La France, pays des libertés et des droits de l’homme, la France de la démocratie s’est malheureusement empêtrée encore plus profondément dans cette position honteuse en soutenant le Maroc et en utilisant son droit de veto au sein du Conseil de sécurité de l’ONU pour empêcher toute tentative de prise en compte de la question des droits de l’homme dans les territoires occupés du Sahara occidental. 

Dans les campements de réfugiés sahraouis, plus de cent soixante mille vivent depuis 1975 un exil forcé à cause de l’occupation de leur territoire et attendent toujours l’application de la loi internationale pour pouvoir retourner dans leur pays libéré. Plus grave encore est la position hypocrite de l’Union européenne, là aussi sous l’influence française, qui a fait le choix des intérêts économiques au détriment des valeurs humaines. Elle a octroyé au Maroc un statut de partenariat avancé alors que toutes les organisations internationales des droits de l’homme affirment la responsabilité du régime de Rabat dans des crimes de guerre et des crimes contre l’humanité qui continuent à être commis en toute impunité. 
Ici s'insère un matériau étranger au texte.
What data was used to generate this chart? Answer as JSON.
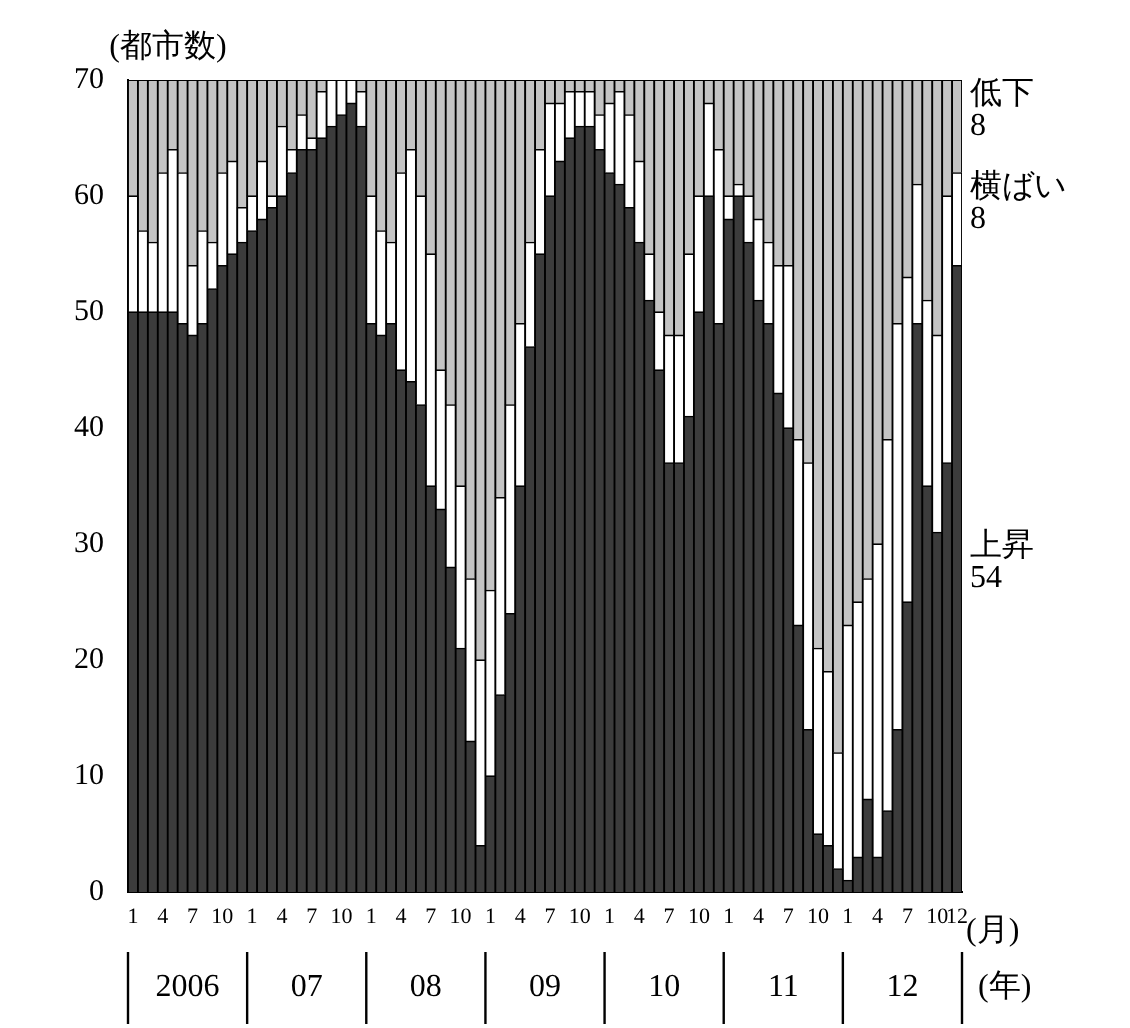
{
  "chart_data": {
    "type": "bar",
    "stacked": true,
    "ylabel": "(都市数)",
    "xlabel": "(月)",
    "annotations": [
      "2006",
      "07",
      "08",
      "09",
      "10",
      "11",
      "12",
      "(年)"
    ],
    "categories": [
      "1",
      null,
      null,
      "4",
      null,
      null,
      "7",
      null,
      null,
      "10",
      null,
      null,
      "1",
      null,
      null,
      "4",
      null,
      null,
      "7",
      null,
      null,
      "10",
      null,
      null,
      "1",
      null,
      null,
      "4",
      null,
      null,
      "7",
      null,
      null,
      "10",
      null,
      null,
      "1",
      null,
      null,
      "4",
      null,
      null,
      "7",
      null,
      null,
      "10",
      null,
      null,
      "1",
      null,
      null,
      "4",
      null,
      null,
      "7",
      null,
      null,
      "10",
      null,
      null,
      "1",
      null,
      null,
      "4",
      null,
      null,
      "7",
      null,
      null,
      "10",
      null,
      null,
      "1",
      null,
      null,
      "4",
      null,
      null,
      "7",
      null,
      null,
      "10",
      null,
      "12"
    ],
    "ylim": [
      0,
      70
    ],
    "yticks": [
      0,
      10,
      20,
      30,
      40,
      50,
      60,
      70
    ],
    "grid": false,
    "legend": false,
    "series": [
      {
        "name": "上昇",
        "color": "#3c3c3c",
        "values": [
          50,
          50,
          50,
          50,
          50,
          49,
          48,
          49,
          52,
          54,
          55,
          56,
          57,
          58,
          59,
          60,
          62,
          64,
          64,
          65,
          66,
          67,
          68,
          66,
          49,
          48,
          49,
          45,
          44,
          42,
          35,
          33,
          28,
          21,
          13,
          4,
          10,
          17,
          24,
          35,
          47,
          55,
          60,
          63,
          65,
          66,
          66,
          64,
          62,
          61,
          59,
          56,
          51,
          45,
          37,
          37,
          41,
          50,
          60,
          49,
          58,
          60,
          56,
          51,
          49,
          43,
          40,
          23,
          14,
          5,
          4,
          2,
          1,
          3,
          8,
          3,
          7,
          14,
          25,
          49,
          35,
          31,
          37,
          54
        ],
        "value_labels": [
          null,
          null,
          null,
          null,
          null,
          null,
          null,
          null,
          null,
          null,
          null,
          null,
          null,
          null,
          null,
          null,
          null,
          null,
          null,
          null,
          null,
          null,
          null,
          null,
          null,
          null,
          null,
          null,
          null,
          null,
          null,
          null,
          null,
          null,
          null,
          null,
          null,
          null,
          null,
          null,
          null,
          null,
          null,
          null,
          null,
          null,
          null,
          null,
          null,
          null,
          null,
          null,
          null,
          null,
          null,
          null,
          null,
          null,
          null,
          null,
          null,
          null,
          null,
          null,
          null,
          null,
          null,
          null,
          null,
          null,
          null,
          null,
          null,
          null,
          null,
          null,
          null,
          null,
          null,
          null,
          null,
          null,
          null,
          "54"
        ]
      },
      {
        "name": "横ばい",
        "color": "#ffffff",
        "values": [
          10,
          7,
          6,
          12,
          14,
          13,
          6,
          8,
          4,
          8,
          8,
          3,
          3,
          5,
          1,
          6,
          2,
          3,
          1,
          4,
          4,
          3,
          2,
          3,
          11,
          9,
          7,
          17,
          20,
          18,
          20,
          12,
          14,
          14,
          14,
          16,
          16,
          17,
          18,
          14,
          9,
          9,
          8,
          5,
          4,
          3,
          3,
          3,
          6,
          8,
          8,
          7,
          4,
          5,
          11,
          11,
          14,
          10,
          8,
          15,
          2,
          1,
          4,
          7,
          7,
          11,
          14,
          16,
          23,
          16,
          15,
          10,
          22,
          22,
          19,
          27,
          32,
          35,
          28,
          12,
          16,
          17,
          23,
          8
        ],
        "value_labels": [
          null,
          null,
          null,
          null,
          null,
          null,
          null,
          null,
          null,
          null,
          null,
          null,
          null,
          null,
          null,
          null,
          null,
          null,
          null,
          null,
          null,
          null,
          null,
          null,
          null,
          null,
          null,
          null,
          null,
          null,
          null,
          null,
          null,
          null,
          null,
          null,
          null,
          null,
          null,
          null,
          null,
          null,
          null,
          null,
          null,
          null,
          null,
          null,
          null,
          null,
          null,
          null,
          null,
          null,
          null,
          null,
          null,
          null,
          null,
          null,
          null,
          null,
          null,
          null,
          null,
          null,
          null,
          null,
          null,
          null,
          null,
          null,
          null,
          null,
          null,
          null,
          null,
          null,
          null,
          null,
          null,
          null,
          null,
          "8"
        ]
      },
      {
        "name": "低下",
        "color": "#c4c4c4",
        "values": [
          10,
          13,
          14,
          8,
          6,
          8,
          16,
          13,
          14,
          8,
          7,
          11,
          10,
          7,
          10,
          4,
          6,
          3,
          5,
          1,
          0,
          0,
          0,
          1,
          10,
          13,
          14,
          8,
          6,
          10,
          15,
          25,
          28,
          35,
          43,
          50,
          44,
          36,
          28,
          21,
          14,
          6,
          2,
          2,
          1,
          1,
          1,
          3,
          2,
          1,
          3,
          7,
          15,
          20,
          22,
          22,
          15,
          10,
          2,
          6,
          10,
          9,
          10,
          12,
          14,
          16,
          16,
          31,
          33,
          49,
          51,
          58,
          47,
          45,
          43,
          40,
          31,
          21,
          17,
          9,
          19,
          22,
          10,
          8
        ],
        "value_labels": [
          null,
          null,
          null,
          null,
          null,
          null,
          null,
          null,
          null,
          null,
          null,
          null,
          null,
          null,
          null,
          null,
          null,
          null,
          null,
          null,
          null,
          null,
          null,
          null,
          null,
          null,
          null,
          null,
          null,
          null,
          null,
          null,
          null,
          null,
          null,
          null,
          null,
          null,
          null,
          null,
          null,
          null,
          null,
          null,
          null,
          null,
          null,
          null,
          null,
          null,
          null,
          null,
          null,
          null,
          null,
          null,
          null,
          null,
          null,
          null,
          null,
          null,
          null,
          null,
          null,
          null,
          null,
          null,
          null,
          null,
          null,
          null,
          null,
          null,
          null,
          null,
          null,
          null,
          null,
          null,
          null,
          null,
          null,
          "8"
        ]
      }
    ]
  }
}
L’Europe encourage le Maroc à maintenir son occupation illégale du Sahara occidental en signant des accords de pêche et des accords d’agriculture qui incluent ce dernier territoire colonisé en Afrique. Mais, et c’est là le plus important, la résistance sahraouie ne faiblit pas, bien au contraire, comme le démontrent notamment les manifestations qui ont eu lieu au début du mois de novembre 2010 dans les territoires occupés, près de la capitale du Sahara occidental, El Aaiun. Les Sahraouis des territoires occupés, du Sud Maroc, des camps de réfugiés de Tindouf, ainsi que ceux expatriés en Espagne ou ailleurs sont plus déterminés que jamais à faire entendre leur voix.

 

 

D’autant que des mouvements de solidarité avec cette résistance pacifi que mais active émergent et se développent partout dans le monde, y compris ici en France, où la solidarité avec le peuple sahraoui prend de plus en plus d’ampleur et d’influence. Notre combat est juste, et même les instances marocaines commencent à reconnaître les atteintes fl agrantes aux droits de l’homme, passées sous silence pendant des années. 

En témoigne le rapport d’onze associations et organisations marocaines qui affirme la responsabilité de l’Etat marocain dans des crimes contre l’humanité et des actes de violence contre les manifestants du camp de protestation de novembre à EL Aaiun. En témoigne aussi le Conseil consultatif royal des droits de l’homme, qui a reconnu la responsabilité des autorités marocaines dans la mort sous la torture ou dans les prisons secrètes marocaines de trois cent cinquante-deux Sahraouis. Le Maroc reconnaît alors avoir commis des crimes de guerre et des crimes contre l’humanité depuis 1975, et le voilà qui continue toujours à les commettre au vu et au su de ses alliés occidentaux. 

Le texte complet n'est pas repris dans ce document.